Review of Common

Common (2014 TV Movie)
8/10
powerful, poignant, and all too real
24 December 2015
"Common" from 2014 sports a strong cast, including Michael Gambon, Michelle Fairley, Nico Mirallegro, Susan Lynch and others in this story about a law on the British books known as Group Enterprise. We have a similar law here though I believe it operates a little differently. If you go into a bank to rob it, and one of your group kills someone, you all get life.

In this story, a young man, Johnjo (Mirallegro) is asked by some friends to drive them to a pizza place for pizza. He does so, and stays in the car while they go in. During an ensuing fight, a young man is murdered. All of them are arrested, and the Judge wants to try them under Group Enterprise. Johnjo's attorney argues that he wasn't even in the pizza place, but the Judge (Gambon) refuses to consider the boy's innocence.

This is a story about how the law works, and frankly, it makes the law look pretty shabby. Which, in my opinion, it is, having had some experience with this type of situation myself.

Johnjo is urged by his parents to go to the police and tell them the truth. He doesn't need a lawyer because he's done nothing. I don't know who puts this into people's heads, Nancy Grace probably, but it's a prevailing thought and it's wrong.

Whether or not you are guilty or innocent, EVERYONE needs a lawyer if they are speaking to the police. Why, you ask. Here's why: here in the U.S. we say anything you say can and will be used against you. They say something similar in England. Read it again. They mean it. The police will twist anything you say, the most extraneous detail, and turn you into an ax murderer.

The second reason is, if you don't have a lawyer, the police can keep you in a room for hours on end until you say you're guilty. Nobody understands how you can plead guilty to something you didn't do. Well, if it's the only way to get out of a room after 16 hours, you'll do it. It's been done.

An attorney would not have allowed this young man to speak to the police, who of course pretended he was doing the right thing and then arrested him on the spot.

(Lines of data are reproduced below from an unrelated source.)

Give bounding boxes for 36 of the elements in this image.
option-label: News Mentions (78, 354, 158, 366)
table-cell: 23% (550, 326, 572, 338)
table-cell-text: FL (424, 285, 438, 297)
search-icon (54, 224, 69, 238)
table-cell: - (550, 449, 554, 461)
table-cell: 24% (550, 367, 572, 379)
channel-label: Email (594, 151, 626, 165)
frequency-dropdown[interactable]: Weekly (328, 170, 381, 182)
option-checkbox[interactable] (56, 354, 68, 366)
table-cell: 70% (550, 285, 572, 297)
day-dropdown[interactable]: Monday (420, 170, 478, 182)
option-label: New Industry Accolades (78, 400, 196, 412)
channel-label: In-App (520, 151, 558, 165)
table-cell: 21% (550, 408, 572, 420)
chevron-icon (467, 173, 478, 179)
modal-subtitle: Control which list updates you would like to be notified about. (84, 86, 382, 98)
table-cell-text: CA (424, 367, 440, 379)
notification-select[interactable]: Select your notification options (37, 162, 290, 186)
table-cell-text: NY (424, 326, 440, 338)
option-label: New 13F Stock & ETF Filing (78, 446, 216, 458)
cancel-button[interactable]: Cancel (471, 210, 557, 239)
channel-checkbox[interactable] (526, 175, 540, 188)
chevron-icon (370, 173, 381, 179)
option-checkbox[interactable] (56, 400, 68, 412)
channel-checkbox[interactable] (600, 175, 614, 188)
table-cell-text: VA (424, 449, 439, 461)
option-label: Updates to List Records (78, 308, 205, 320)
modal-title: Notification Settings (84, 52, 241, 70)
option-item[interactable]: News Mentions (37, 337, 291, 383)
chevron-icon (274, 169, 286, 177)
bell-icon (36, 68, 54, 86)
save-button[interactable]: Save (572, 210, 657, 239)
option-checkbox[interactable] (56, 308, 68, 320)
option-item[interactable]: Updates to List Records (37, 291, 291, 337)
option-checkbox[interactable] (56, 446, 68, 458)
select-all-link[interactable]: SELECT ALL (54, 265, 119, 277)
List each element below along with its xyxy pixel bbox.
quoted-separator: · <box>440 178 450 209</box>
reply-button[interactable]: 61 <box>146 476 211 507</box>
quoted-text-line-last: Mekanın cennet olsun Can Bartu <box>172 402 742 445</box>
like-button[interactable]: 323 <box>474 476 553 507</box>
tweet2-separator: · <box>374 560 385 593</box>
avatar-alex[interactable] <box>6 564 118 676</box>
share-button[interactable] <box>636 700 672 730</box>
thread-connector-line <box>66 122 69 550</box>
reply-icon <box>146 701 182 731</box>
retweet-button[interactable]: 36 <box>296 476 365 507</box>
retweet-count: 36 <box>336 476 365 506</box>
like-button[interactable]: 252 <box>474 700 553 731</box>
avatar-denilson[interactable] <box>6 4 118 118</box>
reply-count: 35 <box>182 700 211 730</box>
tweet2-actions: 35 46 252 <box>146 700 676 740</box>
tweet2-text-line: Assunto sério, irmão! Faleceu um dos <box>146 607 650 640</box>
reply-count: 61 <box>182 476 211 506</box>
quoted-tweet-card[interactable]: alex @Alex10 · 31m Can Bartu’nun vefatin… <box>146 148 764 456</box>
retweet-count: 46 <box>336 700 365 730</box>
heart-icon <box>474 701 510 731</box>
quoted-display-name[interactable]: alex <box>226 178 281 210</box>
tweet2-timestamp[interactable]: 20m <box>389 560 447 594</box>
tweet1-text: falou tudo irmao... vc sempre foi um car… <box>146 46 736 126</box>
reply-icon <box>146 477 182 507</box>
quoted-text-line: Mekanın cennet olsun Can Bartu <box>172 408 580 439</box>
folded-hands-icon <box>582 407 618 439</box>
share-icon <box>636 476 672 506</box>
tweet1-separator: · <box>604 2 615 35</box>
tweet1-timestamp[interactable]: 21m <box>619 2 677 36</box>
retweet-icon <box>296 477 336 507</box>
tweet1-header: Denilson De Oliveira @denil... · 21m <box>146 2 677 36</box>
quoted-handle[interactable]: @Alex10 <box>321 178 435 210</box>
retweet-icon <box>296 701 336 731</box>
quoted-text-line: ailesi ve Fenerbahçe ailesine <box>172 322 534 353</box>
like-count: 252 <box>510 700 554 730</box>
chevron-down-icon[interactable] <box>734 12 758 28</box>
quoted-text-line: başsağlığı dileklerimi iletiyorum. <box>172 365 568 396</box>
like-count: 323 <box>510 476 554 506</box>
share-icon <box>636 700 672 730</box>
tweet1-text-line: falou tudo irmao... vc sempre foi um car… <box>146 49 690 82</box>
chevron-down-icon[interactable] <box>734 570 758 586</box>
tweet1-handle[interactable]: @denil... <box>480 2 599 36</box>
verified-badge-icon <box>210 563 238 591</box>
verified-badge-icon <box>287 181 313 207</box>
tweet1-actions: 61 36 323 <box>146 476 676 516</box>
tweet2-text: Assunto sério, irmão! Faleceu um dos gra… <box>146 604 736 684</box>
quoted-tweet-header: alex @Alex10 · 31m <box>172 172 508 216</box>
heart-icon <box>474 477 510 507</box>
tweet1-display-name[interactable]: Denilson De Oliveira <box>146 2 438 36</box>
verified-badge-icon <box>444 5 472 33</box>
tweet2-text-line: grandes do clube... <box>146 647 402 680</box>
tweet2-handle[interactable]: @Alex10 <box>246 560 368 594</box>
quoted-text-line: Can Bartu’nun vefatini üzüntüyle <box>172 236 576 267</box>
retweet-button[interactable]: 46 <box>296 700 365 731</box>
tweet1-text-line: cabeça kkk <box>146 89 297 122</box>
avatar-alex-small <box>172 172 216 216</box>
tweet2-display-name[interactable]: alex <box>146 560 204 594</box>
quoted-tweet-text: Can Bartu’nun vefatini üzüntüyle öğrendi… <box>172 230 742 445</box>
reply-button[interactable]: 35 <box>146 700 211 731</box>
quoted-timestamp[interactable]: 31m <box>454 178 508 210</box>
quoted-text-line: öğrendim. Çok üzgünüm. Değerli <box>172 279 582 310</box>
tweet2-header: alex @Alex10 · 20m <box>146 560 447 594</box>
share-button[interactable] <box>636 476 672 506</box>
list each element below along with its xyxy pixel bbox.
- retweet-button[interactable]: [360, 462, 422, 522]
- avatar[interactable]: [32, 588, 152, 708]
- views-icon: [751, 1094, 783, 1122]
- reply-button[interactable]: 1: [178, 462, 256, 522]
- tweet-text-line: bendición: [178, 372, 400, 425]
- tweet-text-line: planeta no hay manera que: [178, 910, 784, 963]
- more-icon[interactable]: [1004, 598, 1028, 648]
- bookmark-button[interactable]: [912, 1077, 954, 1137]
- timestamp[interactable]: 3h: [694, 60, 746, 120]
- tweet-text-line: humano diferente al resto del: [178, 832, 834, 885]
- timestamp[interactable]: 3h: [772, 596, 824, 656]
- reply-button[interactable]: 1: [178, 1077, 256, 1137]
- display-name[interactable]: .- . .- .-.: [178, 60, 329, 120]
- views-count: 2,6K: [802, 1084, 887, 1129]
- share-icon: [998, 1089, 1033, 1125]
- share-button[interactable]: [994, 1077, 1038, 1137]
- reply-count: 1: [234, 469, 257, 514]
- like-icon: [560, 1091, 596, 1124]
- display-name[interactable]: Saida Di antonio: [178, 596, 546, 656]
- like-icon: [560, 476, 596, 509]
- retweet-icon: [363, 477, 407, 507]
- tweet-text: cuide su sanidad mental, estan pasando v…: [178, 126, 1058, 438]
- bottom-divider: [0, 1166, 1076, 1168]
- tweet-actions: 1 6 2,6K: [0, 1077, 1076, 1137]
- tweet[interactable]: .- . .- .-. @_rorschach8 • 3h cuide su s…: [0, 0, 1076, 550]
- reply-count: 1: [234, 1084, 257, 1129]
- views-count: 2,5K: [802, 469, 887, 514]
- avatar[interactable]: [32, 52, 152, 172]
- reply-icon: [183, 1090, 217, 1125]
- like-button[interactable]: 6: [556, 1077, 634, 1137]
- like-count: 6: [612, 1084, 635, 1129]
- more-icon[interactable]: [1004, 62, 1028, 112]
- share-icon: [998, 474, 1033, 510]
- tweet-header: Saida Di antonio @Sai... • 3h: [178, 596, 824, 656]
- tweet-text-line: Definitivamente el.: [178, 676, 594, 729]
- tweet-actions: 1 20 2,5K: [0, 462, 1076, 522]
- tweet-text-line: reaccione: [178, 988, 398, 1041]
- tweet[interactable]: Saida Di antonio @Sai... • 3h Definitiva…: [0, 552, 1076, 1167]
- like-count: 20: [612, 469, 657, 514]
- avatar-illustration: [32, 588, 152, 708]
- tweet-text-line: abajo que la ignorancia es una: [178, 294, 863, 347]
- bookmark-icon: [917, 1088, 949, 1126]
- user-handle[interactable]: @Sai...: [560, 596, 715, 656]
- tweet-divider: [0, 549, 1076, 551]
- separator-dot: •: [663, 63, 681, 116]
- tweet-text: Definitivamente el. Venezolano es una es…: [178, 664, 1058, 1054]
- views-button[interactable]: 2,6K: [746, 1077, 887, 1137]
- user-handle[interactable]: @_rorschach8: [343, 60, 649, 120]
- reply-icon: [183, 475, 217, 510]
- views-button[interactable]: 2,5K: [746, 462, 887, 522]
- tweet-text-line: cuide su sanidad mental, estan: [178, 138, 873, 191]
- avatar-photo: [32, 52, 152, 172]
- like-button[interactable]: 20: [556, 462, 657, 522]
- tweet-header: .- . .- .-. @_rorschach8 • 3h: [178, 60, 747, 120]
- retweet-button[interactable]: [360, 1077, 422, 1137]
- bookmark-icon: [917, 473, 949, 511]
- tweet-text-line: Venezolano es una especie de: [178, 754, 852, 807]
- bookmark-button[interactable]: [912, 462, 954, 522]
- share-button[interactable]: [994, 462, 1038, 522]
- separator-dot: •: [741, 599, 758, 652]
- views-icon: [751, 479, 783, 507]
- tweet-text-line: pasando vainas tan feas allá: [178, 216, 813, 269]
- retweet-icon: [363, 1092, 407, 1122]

In order to wangle a guilty plea out of these people, the threat of Group Enterprise was used. If they would all plead guilty, they would get less time. And that's the way the law gets people to plead guilty when they're not.

So often we read someone has plead guilty and you think, wow, he really did it. It doesn't mean that. It means the person is sick of the harassment, the harassment of friends and family, the constant going to court, so when a deal is offered, they take it.

This film was a good example of what happens when you don't get legal advice, period, and what the law can do to you even if you're not guilty.

I won't tell you how all this works out. The acting is superb, with strong emotional performances throughout from the accused young men and their families.

During the movie, one of the mothers comes to see Johnjo's mother (Jodhi May) and screams at her that if she googles Group Enterprise, she'll see that in order to get the poor and lower middle class out of society, people found guilty of GE get life. At that point, Johnjo is thinking of pleading not guilty.

Sadly, this is true as well.If you have money and influence, as in one case I worked on, the police will put all of their power behind you and make sure that anyone you accuse of anything is put through hell. The law is different for the wealthy and influential. Very different.

In the case I was involved in, the police told someone accused by a political fundraiser of a misdemeanor, that if he did not turn over certain documents to them (with no warrant) they would start talking to him about terrorism. Let's hear it for Homeland Security - the Go Directly to Jail card for anyone you don't happen to like.

I highly recommend people seeing this film. And if you're ever even on the periphery of a crime, get an attorney.